Je me permets de répondre à votre email en tant que responsable du projet Libre Court. Sachez avant tout que je comprends parfaitement votre réaction et les propos que vous tenez dans votre email. 

En ce qui nous concerne, nous avons dû faire face au départ de Monsieur Anger suite à des désaccords au niveau de la sélection des manuscrits. A nos yeux, une jeune maison d’édition ne peut en effet se contenter de publier tous les manuscrits, sans respecter sa propre ligne éditoriale. De même, le travail d’un éditeur ne peut se cantonner à une simple relecture orthographique d’un manuscrit. C’est une question de respect de l’auteur et du lecteur… et c’est l’essence même du contrat de confiance entre l’éditeur et le lecteur.

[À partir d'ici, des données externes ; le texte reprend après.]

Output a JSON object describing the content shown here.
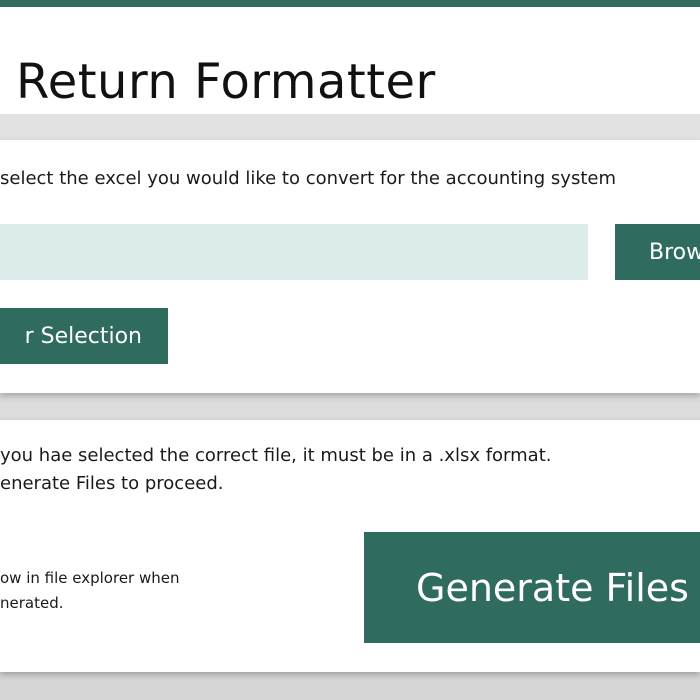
{
  "header": {
    "title": "Return Formatter"
  },
  "select_section": {
    "instruction": "select the excel you would like to convert for the accounting system",
    "file_path_input": {
      "value": "",
      "placeholder": ""
    },
    "browse_label": "Brow",
    "clear_label": "r Selection"
  },
  "generate_section": {
    "info_line1": "you hae selected the correct file, it must be in a .xlsx format.",
    "info_line2": "enerate Files to proceed.",
    "explorer_line1": "ow in file explorer when",
    "explorer_line2": "nerated.",
    "generate_label": "Generate Files"
  },
  "colors": {
    "accent": "#2f6b5e",
    "input_background": "#dbecea",
    "card_background": "#ffffff",
    "page_background": "#dcdcdc"
  }
}
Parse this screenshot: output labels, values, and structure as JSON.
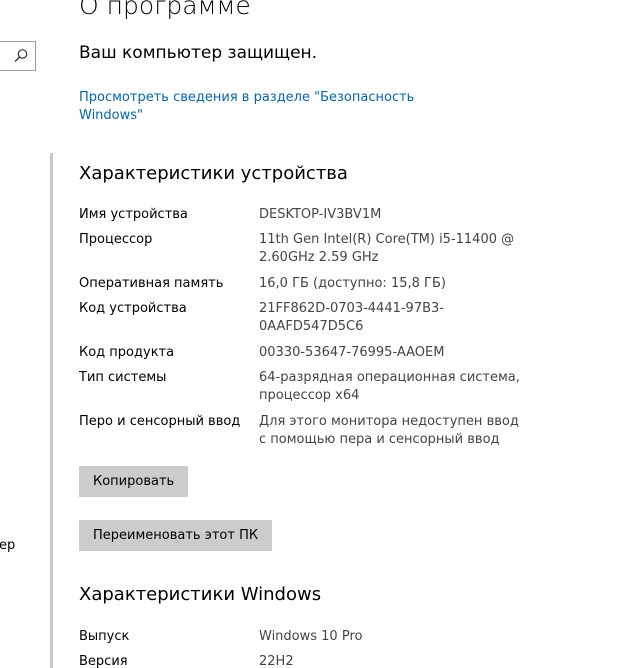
{
  "sidebar": {
    "search_icon": "search-icon",
    "cut_item_label": "ер"
  },
  "header": {
    "title": "О программе"
  },
  "security": {
    "status": "Ваш компьютер защищен.",
    "link_line1": "Просмотреть сведения в разделе \"Безопасность",
    "link_line2": "Windows\""
  },
  "device": {
    "heading": "Характеристики устройства",
    "specs": [
      {
        "label": "Имя устройства",
        "value": "DESKTOP-IV3BV1M"
      },
      {
        "label": "Процессор",
        "value": "11th Gen Intel(R) Core(TM) i5-11400 @ 2.60GHz   2.59 GHz"
      },
      {
        "label": "Оперативная память",
        "value": "16,0 ГБ (доступно: 15,8 ГБ)"
      },
      {
        "label": "Код устройства",
        "value": "21FF862D-0703-4441-97B3-0AAFD547D5C6"
      },
      {
        "label": "Код продукта",
        "value": "00330-53647-76995-AAOEM"
      },
      {
        "label": "Тип системы",
        "value": "64-разрядная операционная система, процессор x64"
      },
      {
        "label": "Перо и сенсорный ввод",
        "value": "Для этого монитора недоступен ввод с помощью пера и сенсорный ввод"
      }
    ],
    "copy_button": "Копировать",
    "rename_button": "Переименовать этот ПК"
  },
  "windows": {
    "heading": "Характеристики Windows",
    "specs": [
      {
        "label": "Выпуск",
        "value": "Windows 10 Pro"
      },
      {
        "label": "Версия",
        "value": "22H2"
      }
    ]
  },
  "colors": {
    "link": "#0067b8",
    "button_bg": "#cccccc",
    "value_text": "#444444"
  }
}
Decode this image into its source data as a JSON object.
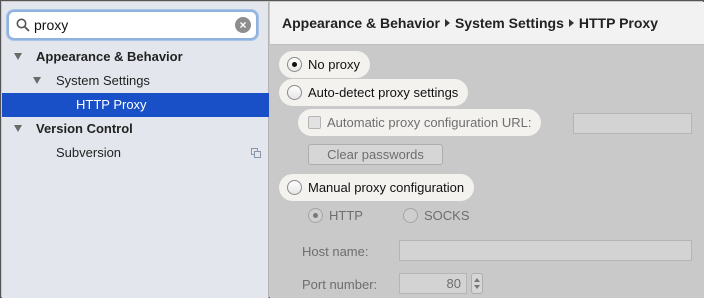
{
  "search": {
    "value": "proxy",
    "clear_icon": "×"
  },
  "tree": [
    {
      "label": "Appearance & Behavior",
      "level": 0,
      "bold": true,
      "expanded": true
    },
    {
      "label": "System Settings",
      "level": 1,
      "bold": false,
      "expanded": true
    },
    {
      "label": "HTTP Proxy",
      "level": 2,
      "bold": false,
      "selected": true
    },
    {
      "label": "Version Control",
      "level": 0,
      "bold": true,
      "expanded": true
    },
    {
      "label": "Subversion",
      "level": 1,
      "bold": false,
      "icon": "project-settings-icon"
    }
  ],
  "breadcrumb": [
    "Appearance & Behavior",
    "System Settings",
    "HTTP Proxy"
  ],
  "proxy": {
    "no_proxy": "No proxy",
    "auto_detect": "Auto-detect proxy settings",
    "auto_config_url": "Automatic proxy configuration URL:",
    "clear_passwords": "Clear passwords",
    "manual": "Manual proxy configuration",
    "http": "HTTP",
    "socks": "SOCKS",
    "host_name": "Host name:",
    "port_number": "Port number:",
    "port_value": "80",
    "selected_mode": "No proxy"
  },
  "colors": {
    "selection": "#1a50c7",
    "sidebar_bg": "#e3e7ed",
    "content_bg": "#c9c9c9"
  }
}
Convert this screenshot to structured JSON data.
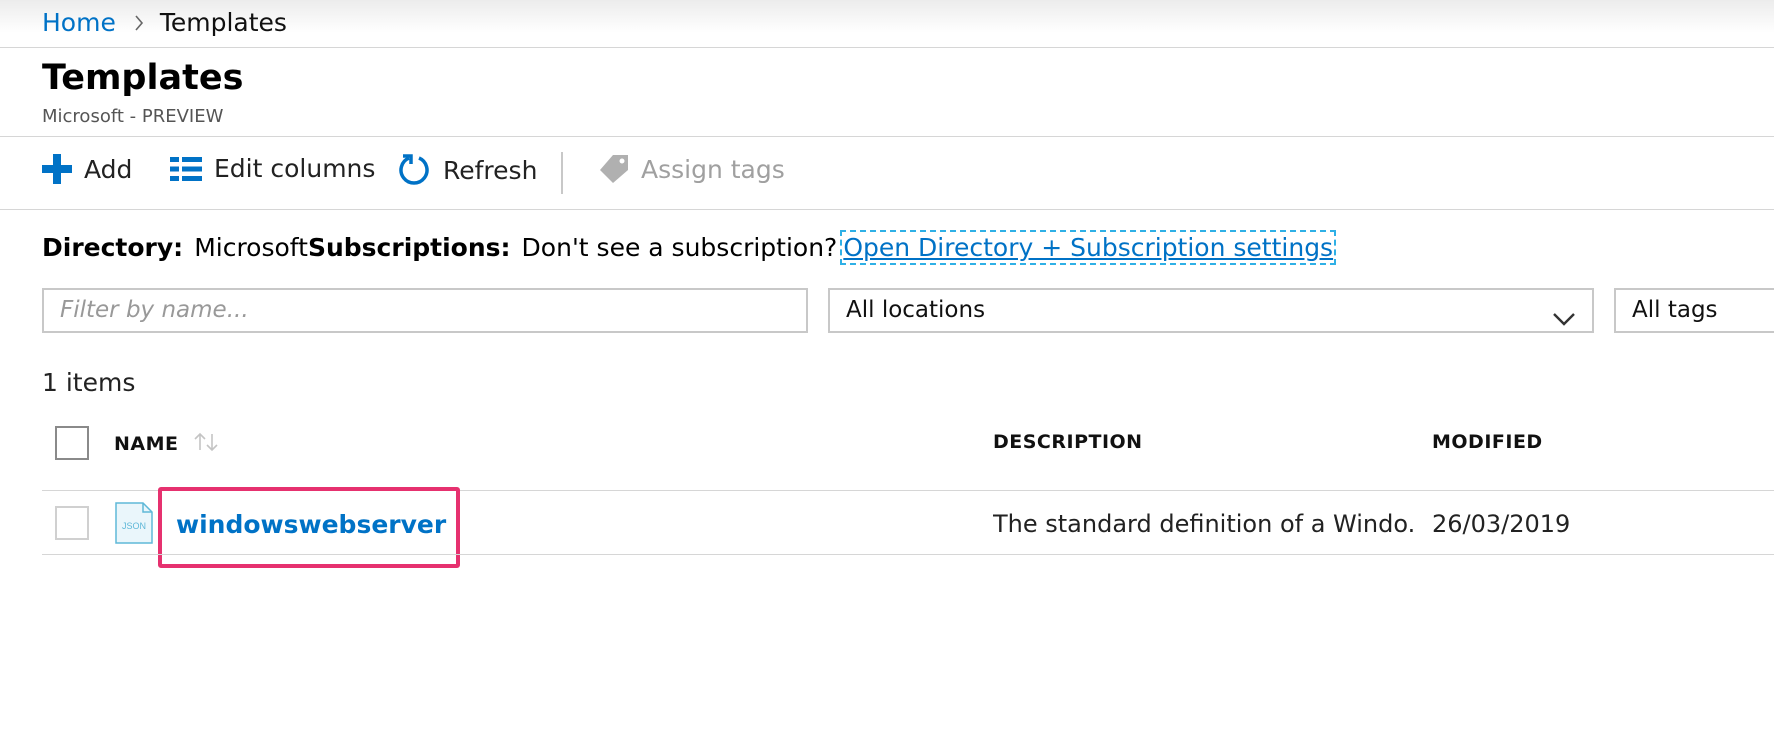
{
  "breadcrumb": {
    "home": "Home",
    "current": "Templates"
  },
  "header": {
    "title": "Templates",
    "subtitle": "Microsoft - PREVIEW"
  },
  "toolbar": {
    "add_label": "Add",
    "edit_columns_label": "Edit columns",
    "refresh_label": "Refresh",
    "assign_tags_label": "Assign tags"
  },
  "directory_row": {
    "directory_label": "Directory:",
    "directory_value": "Microsoft",
    "subscriptions_label": "Subscriptions:",
    "prompt_text": "Don't see a subscription?",
    "settings_link": "Open Directory + Subscription settings"
  },
  "filters": {
    "name_placeholder": "Filter by name...",
    "location_selected": "All locations",
    "tags_selected": "All tags"
  },
  "list": {
    "count_text": "1 items",
    "columns": {
      "name": "NAME",
      "description": "DESCRIPTION",
      "modified": "MODIFIED"
    },
    "rows": [
      {
        "icon_label": "JSON",
        "name": "windowswebserver",
        "description": "The standard definition of a Windo...",
        "modified": "26/03/2019"
      }
    ]
  },
  "colors": {
    "link_blue": "#0072c6",
    "highlight_pink": "#e6316f",
    "dashed_focus": "#2fb0e6"
  }
}
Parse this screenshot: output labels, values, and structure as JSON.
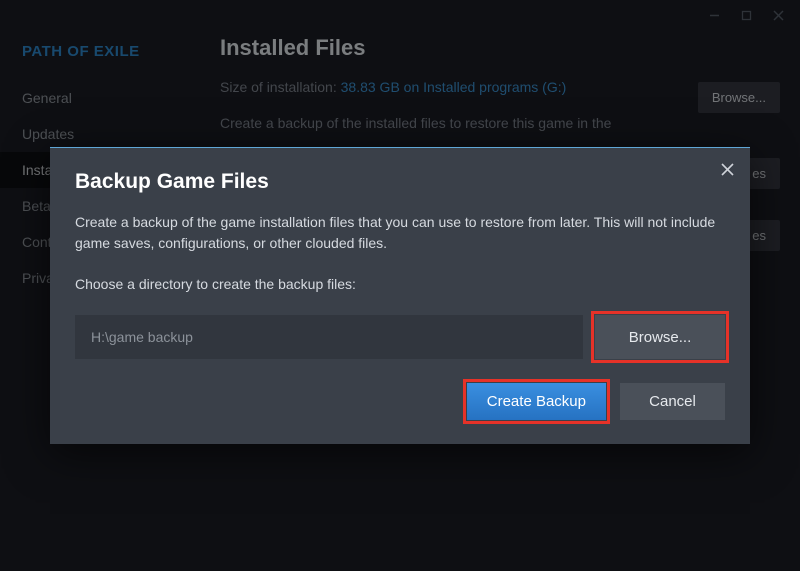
{
  "window": {
    "game_title": "PATH OF EXILE"
  },
  "sidebar": {
    "items": [
      {
        "label": "General"
      },
      {
        "label": "Updates"
      },
      {
        "label": "Installed Files"
      },
      {
        "label": "Betas"
      },
      {
        "label": "Controller"
      },
      {
        "label": "Privacy"
      }
    ]
  },
  "main": {
    "heading": "Installed Files",
    "size_label": "Size of installation: ",
    "size_value": "38.83 GB on Installed programs (G:)",
    "browse_label": "Browse...",
    "files_suffix": "es",
    "backup_hint": "Create a backup of the installed files to restore this game in the"
  },
  "modal": {
    "title": "Backup Game Files",
    "description": "Create a backup of the game installation files that you can use to restore from later. This will not include game saves, configurations, or other clouded files.",
    "choose_label": "Choose a directory to create the backup files:",
    "path_value": "H:\\game backup",
    "browse_label": "Browse...",
    "create_label": "Create Backup",
    "cancel_label": "Cancel"
  }
}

Je vous remercie pour votre compréhension et reste à votre disposition pour toute question.

Bien cordialement,

Th. Léonard

 

Mail de ma part. Dimanche 21h27.

Monsieur Léonard, 

Je suis très heureux de voir surgir votre nom en fin de mail. Il apparait que c’est le même que celui qui figure tout en haut du contrat d’édition que j’ai signé avec Libre-court ou Primento. Il y était indiqué que vous en êtes le gérant. Vous avez donc signé, vous-même, le contrat stipulant que la maison d’édition que vous représentez s’engageait à publier L’indien au format numérique. Ma question est très simple et elle a déjà été posée précédemment : étant donné les ambitions de votre toute jeune maison, je n’oserais pas croire que vous adressez des contrats à des textes que vous n’avez pas lus ou à des textes que vous n’avez pas appréciés, si ? 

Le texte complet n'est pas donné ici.